Q. If we focus on these four, our crews will be safe the majority of the time? 

A. These four make up the majority of project injuries, and OSHA needs us to focus on them. But in our industry, each job will have a different set of risks and potential for injury. We have to know the risk and understand where our “out” is if something goes wrong. We have to be thinking, if this situation goes wrong, how do I get out of the way? 

As essential workers, we have to be there to provide water, but beyond that, you need to be here for your family and community. That requires us to operate safer than ever, realizing that everyday medical attention may be unobtainable. We have to work safely, decontaminate our tools and equipment, and continue practicing CDC guidelines to prevent the spread of Covid-19. Be safe out there. 

A New Normal for Jobsite Safety?

Coronavirus adds a new layer of risk to drilling jobsite First-Aid and safety. A pump installer this week got his hand crushed on a job. The crew immediately took him to an urgent care, where he was turned away. Next, they took him to the emergency room, and he was again turned away. His smashed fingers were not as critical as emergency cases of Covid-19. They advised him to try a local fire station for triage. 
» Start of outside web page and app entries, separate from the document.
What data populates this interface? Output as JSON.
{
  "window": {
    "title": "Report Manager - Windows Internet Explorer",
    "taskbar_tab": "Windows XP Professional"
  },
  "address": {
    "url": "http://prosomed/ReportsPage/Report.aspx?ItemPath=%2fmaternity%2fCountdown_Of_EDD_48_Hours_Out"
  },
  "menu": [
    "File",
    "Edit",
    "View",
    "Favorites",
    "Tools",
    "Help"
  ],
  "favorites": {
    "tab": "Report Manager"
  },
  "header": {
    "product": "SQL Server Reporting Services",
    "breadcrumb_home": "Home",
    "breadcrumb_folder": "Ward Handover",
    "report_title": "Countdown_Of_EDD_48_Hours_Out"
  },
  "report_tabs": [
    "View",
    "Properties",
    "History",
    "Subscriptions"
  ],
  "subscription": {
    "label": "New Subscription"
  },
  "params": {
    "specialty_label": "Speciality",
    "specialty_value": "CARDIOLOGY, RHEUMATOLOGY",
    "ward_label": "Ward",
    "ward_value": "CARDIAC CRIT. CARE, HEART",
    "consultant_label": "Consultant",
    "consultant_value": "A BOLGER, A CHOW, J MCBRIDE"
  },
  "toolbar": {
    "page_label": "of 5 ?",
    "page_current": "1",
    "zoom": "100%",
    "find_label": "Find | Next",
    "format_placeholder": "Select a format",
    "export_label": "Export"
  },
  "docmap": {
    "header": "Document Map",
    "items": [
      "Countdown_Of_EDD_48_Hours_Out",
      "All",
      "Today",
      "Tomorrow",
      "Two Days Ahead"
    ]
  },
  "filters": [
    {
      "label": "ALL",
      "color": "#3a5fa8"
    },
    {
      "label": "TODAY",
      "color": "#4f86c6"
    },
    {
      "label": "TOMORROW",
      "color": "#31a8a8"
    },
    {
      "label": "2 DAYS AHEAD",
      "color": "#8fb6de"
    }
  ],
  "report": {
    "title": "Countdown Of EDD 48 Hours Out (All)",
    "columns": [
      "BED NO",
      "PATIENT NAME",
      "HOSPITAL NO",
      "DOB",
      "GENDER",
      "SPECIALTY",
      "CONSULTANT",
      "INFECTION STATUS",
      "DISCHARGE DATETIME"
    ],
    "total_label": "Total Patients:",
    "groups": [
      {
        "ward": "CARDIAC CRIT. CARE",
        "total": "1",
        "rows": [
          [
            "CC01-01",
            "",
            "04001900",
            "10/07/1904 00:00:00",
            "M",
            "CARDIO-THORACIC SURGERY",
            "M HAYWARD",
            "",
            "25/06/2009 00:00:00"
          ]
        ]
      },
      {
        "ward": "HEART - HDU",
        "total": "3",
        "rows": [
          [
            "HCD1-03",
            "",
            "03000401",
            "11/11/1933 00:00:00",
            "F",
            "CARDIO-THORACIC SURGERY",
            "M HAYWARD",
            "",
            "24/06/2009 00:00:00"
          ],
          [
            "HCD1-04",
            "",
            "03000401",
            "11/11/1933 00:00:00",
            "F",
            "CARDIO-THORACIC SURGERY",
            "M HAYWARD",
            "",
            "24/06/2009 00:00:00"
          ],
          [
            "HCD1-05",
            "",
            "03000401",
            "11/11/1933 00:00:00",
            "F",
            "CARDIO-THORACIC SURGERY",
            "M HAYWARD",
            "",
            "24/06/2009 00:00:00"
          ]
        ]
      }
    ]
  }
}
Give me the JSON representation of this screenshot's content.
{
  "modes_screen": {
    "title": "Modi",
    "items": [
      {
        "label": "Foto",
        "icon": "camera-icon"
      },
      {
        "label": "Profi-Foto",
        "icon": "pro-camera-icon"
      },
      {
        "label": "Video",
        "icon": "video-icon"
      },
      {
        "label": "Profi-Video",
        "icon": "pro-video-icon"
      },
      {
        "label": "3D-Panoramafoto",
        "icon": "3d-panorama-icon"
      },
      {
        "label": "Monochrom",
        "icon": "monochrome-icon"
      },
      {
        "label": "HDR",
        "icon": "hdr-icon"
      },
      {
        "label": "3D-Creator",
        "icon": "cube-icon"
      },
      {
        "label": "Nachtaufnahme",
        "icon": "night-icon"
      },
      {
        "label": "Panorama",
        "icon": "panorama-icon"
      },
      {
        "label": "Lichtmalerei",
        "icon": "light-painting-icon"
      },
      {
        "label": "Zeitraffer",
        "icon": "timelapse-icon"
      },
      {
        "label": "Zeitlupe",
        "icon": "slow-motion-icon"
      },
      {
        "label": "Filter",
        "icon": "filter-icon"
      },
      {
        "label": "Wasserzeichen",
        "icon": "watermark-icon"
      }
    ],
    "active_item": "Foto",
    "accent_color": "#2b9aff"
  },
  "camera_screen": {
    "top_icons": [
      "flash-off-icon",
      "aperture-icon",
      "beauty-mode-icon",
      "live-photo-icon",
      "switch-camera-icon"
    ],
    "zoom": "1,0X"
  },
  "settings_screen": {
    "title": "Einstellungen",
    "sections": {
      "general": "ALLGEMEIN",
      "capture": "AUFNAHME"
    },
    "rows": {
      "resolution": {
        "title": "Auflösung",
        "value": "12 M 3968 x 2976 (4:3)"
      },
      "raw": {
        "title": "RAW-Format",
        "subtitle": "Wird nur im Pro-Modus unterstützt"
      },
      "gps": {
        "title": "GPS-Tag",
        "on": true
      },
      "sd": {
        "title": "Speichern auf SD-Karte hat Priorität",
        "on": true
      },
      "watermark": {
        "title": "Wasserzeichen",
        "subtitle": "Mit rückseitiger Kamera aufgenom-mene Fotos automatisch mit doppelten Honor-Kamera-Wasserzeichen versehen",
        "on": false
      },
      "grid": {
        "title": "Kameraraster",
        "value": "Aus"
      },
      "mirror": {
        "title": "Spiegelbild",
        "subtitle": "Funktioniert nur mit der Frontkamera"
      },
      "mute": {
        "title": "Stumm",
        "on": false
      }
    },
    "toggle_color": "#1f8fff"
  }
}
At the fire station, they stabilized his injury and told him to get to the E.R and wait because it was likely he would lose two of his fingers. He spent 12 hours waiting to be seen, and yes, they amputated his pinky and part of his ring finger.

In normal conditions, he is seen at a hospital, stabilized, given painkillers and immediately referred to a specialist.

“We start all projects with the plan for no one to go to the hospital,” Bowers says. “Injuries are always a bad situation. Now, a situation is a big deal; they might not get the care required. Then they likely got exposed to a contagious virus.” 

Bowers adds that, in situations like this, he hopes recovering employees separate from colleagues and family for the 14 days or until a test rules out Covid-19. During a pandemic, even a minor injury can potentially be life-changing for the injured and their loved ones.